Dr. Dennis K. Burns receives 2016 Regents Outstanding Teaching Award
The UT System Board of Regents has honored Dennis K. Burns, M.D., and five additional UT Southwestern Medical Center faculty members, among the 60 UT System educators who received 2016 Regents’ Outstanding Teaching Awards (ROTA) that were presented on August 24, 2016, at an awards ceremony in Austin.
Offered annually in recognition of faculty members at the University of Texas System's eight academic and six health institutions who have demonstrated extraordinary classroom performance and innovation in undergraduate instruction, the Regents' Outstanding Teaching Awards are the Board of Regents' highest honor. With a monetary award of $25,000, the Regents' Outstanding Teaching Awards are among the largest in the nation for rewarding outstanding faculty performance. Given the depth and breadth of talent across the UT System, the awards program is likewise one of the nation's most competitive.
Faculty members undergo a series of rigorous evaluations by students, peer faculty and external reviewers.

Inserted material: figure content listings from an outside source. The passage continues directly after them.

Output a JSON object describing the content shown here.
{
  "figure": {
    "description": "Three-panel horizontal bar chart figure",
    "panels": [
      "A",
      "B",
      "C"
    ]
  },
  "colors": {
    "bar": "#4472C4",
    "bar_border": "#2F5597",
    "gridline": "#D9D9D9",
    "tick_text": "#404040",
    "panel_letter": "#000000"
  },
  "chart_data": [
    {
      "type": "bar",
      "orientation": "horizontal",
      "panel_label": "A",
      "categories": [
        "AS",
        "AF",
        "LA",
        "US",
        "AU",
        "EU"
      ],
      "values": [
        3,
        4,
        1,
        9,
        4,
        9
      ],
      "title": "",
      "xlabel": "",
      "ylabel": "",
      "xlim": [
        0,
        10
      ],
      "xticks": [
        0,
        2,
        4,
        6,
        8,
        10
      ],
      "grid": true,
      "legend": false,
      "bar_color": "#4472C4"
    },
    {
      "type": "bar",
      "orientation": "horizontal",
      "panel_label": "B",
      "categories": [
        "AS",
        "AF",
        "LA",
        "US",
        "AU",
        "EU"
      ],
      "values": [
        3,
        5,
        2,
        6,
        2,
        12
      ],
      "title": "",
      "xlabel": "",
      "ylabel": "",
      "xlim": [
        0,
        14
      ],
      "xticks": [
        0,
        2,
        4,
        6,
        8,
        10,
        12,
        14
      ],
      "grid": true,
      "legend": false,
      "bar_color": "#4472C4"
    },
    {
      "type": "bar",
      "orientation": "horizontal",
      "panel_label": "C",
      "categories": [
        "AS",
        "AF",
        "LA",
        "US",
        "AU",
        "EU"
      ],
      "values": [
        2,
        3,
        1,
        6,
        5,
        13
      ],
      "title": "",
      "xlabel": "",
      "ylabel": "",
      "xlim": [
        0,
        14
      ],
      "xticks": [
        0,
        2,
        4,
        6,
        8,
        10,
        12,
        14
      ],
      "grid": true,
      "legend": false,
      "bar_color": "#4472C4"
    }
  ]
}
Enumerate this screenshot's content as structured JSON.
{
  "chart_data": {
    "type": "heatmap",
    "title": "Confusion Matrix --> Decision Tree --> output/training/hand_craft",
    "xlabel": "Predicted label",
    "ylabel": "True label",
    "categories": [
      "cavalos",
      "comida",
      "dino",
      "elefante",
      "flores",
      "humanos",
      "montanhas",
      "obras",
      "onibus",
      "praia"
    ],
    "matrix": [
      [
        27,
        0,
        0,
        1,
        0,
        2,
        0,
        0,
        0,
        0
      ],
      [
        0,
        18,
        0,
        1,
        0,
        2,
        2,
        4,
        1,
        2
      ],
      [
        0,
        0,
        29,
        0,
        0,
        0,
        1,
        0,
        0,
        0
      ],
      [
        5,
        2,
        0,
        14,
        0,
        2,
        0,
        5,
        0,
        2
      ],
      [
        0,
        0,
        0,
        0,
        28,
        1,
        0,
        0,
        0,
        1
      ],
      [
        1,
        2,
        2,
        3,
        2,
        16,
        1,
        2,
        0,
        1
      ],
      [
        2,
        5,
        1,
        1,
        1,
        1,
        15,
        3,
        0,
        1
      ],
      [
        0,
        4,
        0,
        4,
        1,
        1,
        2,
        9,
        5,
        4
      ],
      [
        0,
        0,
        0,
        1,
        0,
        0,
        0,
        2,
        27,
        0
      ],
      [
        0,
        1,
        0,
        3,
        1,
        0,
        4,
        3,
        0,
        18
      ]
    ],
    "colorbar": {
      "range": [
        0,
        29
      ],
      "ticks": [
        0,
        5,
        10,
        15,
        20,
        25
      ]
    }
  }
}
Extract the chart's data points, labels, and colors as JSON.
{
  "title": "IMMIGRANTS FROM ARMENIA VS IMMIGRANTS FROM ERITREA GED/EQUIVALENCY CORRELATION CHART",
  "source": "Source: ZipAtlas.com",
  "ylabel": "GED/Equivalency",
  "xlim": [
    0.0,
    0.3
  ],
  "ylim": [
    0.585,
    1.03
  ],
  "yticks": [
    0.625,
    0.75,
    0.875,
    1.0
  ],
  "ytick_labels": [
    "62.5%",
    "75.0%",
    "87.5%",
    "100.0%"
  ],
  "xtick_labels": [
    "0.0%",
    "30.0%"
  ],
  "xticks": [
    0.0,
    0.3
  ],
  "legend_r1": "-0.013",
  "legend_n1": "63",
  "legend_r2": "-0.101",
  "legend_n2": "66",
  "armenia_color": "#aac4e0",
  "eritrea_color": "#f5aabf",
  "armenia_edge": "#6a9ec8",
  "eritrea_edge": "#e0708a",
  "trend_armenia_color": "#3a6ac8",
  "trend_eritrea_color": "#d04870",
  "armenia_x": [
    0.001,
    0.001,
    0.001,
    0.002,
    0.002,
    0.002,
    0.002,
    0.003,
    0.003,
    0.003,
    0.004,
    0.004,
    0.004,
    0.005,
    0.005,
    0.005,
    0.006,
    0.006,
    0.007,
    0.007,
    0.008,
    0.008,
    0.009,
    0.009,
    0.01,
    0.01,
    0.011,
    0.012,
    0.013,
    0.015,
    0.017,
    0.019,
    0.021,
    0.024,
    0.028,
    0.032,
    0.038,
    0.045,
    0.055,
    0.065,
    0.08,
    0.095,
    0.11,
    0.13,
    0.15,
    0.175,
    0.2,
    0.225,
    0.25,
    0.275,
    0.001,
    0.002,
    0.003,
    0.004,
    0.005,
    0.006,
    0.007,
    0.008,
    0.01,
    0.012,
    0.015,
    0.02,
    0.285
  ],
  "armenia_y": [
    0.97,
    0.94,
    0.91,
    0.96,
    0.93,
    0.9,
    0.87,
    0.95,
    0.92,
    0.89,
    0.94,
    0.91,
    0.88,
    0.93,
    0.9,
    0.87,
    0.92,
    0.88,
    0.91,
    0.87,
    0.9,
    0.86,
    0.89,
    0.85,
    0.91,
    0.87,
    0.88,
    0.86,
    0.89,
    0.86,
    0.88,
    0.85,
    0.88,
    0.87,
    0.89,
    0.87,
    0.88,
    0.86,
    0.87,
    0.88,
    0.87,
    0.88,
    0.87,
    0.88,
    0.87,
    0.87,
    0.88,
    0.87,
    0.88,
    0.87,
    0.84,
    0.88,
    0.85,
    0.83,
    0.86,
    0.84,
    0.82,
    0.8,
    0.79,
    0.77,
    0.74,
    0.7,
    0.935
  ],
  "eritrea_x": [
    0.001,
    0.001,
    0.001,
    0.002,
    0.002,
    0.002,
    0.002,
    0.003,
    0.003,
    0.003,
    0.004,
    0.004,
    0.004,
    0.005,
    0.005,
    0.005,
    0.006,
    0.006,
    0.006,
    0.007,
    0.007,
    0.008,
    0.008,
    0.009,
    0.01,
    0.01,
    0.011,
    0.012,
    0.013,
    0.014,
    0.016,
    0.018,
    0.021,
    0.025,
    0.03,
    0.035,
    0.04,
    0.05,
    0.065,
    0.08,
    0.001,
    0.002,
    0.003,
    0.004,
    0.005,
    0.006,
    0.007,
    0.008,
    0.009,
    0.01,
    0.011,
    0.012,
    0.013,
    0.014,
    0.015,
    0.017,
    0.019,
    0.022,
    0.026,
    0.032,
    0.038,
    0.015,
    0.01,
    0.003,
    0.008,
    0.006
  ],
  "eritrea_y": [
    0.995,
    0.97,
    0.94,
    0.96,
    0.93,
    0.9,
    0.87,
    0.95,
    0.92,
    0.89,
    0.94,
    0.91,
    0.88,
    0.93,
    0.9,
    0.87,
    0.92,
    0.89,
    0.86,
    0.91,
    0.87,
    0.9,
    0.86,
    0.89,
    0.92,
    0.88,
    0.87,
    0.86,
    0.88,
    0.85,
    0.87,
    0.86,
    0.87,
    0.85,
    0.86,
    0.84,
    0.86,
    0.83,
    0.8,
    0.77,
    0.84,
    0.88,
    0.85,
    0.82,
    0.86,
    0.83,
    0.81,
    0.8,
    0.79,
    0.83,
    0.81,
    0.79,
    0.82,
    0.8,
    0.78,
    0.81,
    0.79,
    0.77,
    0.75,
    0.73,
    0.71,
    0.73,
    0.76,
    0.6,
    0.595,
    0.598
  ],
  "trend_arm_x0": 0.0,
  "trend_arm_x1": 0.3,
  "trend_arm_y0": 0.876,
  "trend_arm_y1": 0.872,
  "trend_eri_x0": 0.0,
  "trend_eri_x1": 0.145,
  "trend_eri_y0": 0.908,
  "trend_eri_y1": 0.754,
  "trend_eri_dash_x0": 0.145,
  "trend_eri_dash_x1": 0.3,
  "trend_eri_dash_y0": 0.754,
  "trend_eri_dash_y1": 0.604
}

The review panels consider a range of activities and criteria in their evaluations of a candidate's teaching performance, including classroom expertise, curricula quality, innovative course development, and student learning outcomes.
“UT Southwestern and the students educated here are fortunate to have these outstanding teachers as members of our faculty,” said Dr. Daniel K. Podolsky, President of the Medical Center. “Their effectiveness in this core mission of our institution is essential, and we are delighted to see their dedication and skills recognized. We also are enormously proud that with these newest colleagues honored, fully 41 members of our faculty have now received these awards in the five years since the program was extended to include the UT Health-related institutions.”
Dr. Burn’s said of his teaching philosophy “An effective teacher prepares diligently, treats learners with respect, shares knowledge with enthusiasm, and remembers his or her own struggles and limitations. Teaching has always been a source of deep satisfaction and inspiration. It is a privilege to be able to share knowledge and, perhaps more importantly, to inspire others to actively engage in the learning process. The benefits of teaching are reciprocal in that teaching, more than any other activity, inspires me to remain a life-long learner.”
Dr. Burns has received numerous other honors during his career at UT Southwestern. He holds the Jane B. and Edwin P. Jenevein, M.D., Chair in Pathology. He’s been awarded multiple teaching awards from first- and second-year medical students as well as pathology residents. He recently was named a Minnie Stevens Piper Foundation Professor, and has served multiple times as an Academic Marshal during medical school graduations. In 2016, he had the honor of speaking at the Medical School hooding ceremony.
Dr. Burns is also an avid fly fisherman and a bibliophile – particularly old works on fly fishing and medicine – as well as a history buff with a special interest in U.S. military history, the history of medicine, and the role that medical matters have played in shaping history.